Zum Glück für Berlin war Mendelssohn zäh und blieb. Der Autodidakt brachte sich selbst eine Reihe von Sprachen bei, las alles, was er in die Hände bekam und arbeitete sich beim Textilfabrikanten Isaak Bernhard vom Hauslehrer über den Buchhalter zum Eigentümer des Unternehmens hoch. Doch er blieb nicht „nur“ Unternehmer, sondern prägte mit seinen Schriften die deutsche Philosophie führte mit dem Verleger Friedrich Nicolai und dem Dichter Gotthold Ephraim Lessing die Berliner Aufklärung an.
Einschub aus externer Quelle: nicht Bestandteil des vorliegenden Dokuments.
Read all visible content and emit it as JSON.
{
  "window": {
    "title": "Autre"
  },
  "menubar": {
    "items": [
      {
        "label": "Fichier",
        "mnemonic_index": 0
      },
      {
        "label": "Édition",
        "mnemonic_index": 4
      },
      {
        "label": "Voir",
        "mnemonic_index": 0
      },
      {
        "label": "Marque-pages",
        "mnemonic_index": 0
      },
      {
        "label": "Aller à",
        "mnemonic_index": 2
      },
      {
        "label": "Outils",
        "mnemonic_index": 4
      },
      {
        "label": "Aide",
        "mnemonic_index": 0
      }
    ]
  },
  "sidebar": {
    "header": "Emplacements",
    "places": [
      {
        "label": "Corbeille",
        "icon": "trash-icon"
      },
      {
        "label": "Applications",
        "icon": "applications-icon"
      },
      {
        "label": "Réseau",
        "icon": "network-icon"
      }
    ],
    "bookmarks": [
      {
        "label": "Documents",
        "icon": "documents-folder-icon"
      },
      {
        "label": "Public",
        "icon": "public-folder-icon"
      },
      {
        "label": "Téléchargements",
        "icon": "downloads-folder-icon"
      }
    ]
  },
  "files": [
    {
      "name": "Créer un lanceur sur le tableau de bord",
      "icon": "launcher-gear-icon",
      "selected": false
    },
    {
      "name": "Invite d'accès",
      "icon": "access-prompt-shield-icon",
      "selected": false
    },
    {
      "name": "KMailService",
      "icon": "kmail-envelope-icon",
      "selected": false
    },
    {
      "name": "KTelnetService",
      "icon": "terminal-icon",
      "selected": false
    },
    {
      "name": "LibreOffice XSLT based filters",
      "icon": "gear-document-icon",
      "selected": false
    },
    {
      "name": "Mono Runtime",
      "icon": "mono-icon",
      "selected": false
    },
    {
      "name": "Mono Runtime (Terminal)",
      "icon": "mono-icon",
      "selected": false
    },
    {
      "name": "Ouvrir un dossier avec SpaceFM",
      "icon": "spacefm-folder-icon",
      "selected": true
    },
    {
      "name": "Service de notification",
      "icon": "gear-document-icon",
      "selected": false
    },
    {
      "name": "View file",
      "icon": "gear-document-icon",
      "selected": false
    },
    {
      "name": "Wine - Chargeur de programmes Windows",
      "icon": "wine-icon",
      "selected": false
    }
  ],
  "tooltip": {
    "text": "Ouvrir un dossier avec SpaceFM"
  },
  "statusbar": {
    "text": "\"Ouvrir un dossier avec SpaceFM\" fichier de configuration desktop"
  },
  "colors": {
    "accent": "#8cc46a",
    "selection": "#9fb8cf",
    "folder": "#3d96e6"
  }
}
Betraut mit dem Erbe eines großen Namens, machten einige von Moses Mendelssohns Nachkommen ihrer Familie große Ehre, während andere für Skandale sorgten. Felix Mendelssohn-Bartholdy (*1809) etwa, nach dem auch der Park in Kreuzberg benannt ist, wurde einer der größten Komponisten und Musiker seiner Zeit. Eleonora von Mendelssohn (*1900), Tochter des Bankiers Robert von Mendelssohn, soll unfassbar schön gewesen sein, und eine Diva. Die Mendelssohn Gesellschaft zitiert in ihrem Beitrag über Eleonora deren Schauspielkollegin Elisabeth Bergner: „Sie war so schön, dass einem die Augen übergingen. So gebildet wie eine ganze Universität; und so intelligent wie sechs Teufel, und so engelhaft gut wie eben ein Engel. Sie war auch der unglücklichste Mensch, den ich jemals getroffen habe.“

Einige Mitglieder des Geschlechts der Mendelssohns traten zum Christentum über, daher der Namenszusatz Bartholdy. Um über alle bedeutenden Familienmitglieder zu schreiben, reicht hier der Platz nicht. Aber allein das sagt ja schon genug.


Familie Siemens

Einflussreiche Familien in Berlin: Familie Siemens, die urspünglich aus Goslar stammt.
Einflussreiche Berliner Familien: Ursprünglich stammt die Familie Siemens aus Goslar. Hier kam sie bei Goslar zusammen. Foto: Wikimedia Commons/Public Domain/Werle

Nach der Familie Siemens und ihrem Firmenimperium ist ein ganzer Ortsteil in Berlin benannt: die Siemensstadt im Osten von Spandau. Heute ist Siemens einer der größten Konzerne der Welt, begonnen hat alles ganz klein mit dem jungen Werner von Siemens. Zusammen mit dem Feinmechaniker Georg Halske gründet der Ingenieur und Tüftler 1847 in einem Kreuzberger Hinterhof die Telegraphen-Bau-Anstalt von Siemens & Halske. 1866 entdeckt Werner von Siemens das dynamoelektrische Prinzip und macht damit den Bau von Elektromotoren, elektrischen Eisenbahnen und sogar die Nutzung von elektrischem Licht möglich.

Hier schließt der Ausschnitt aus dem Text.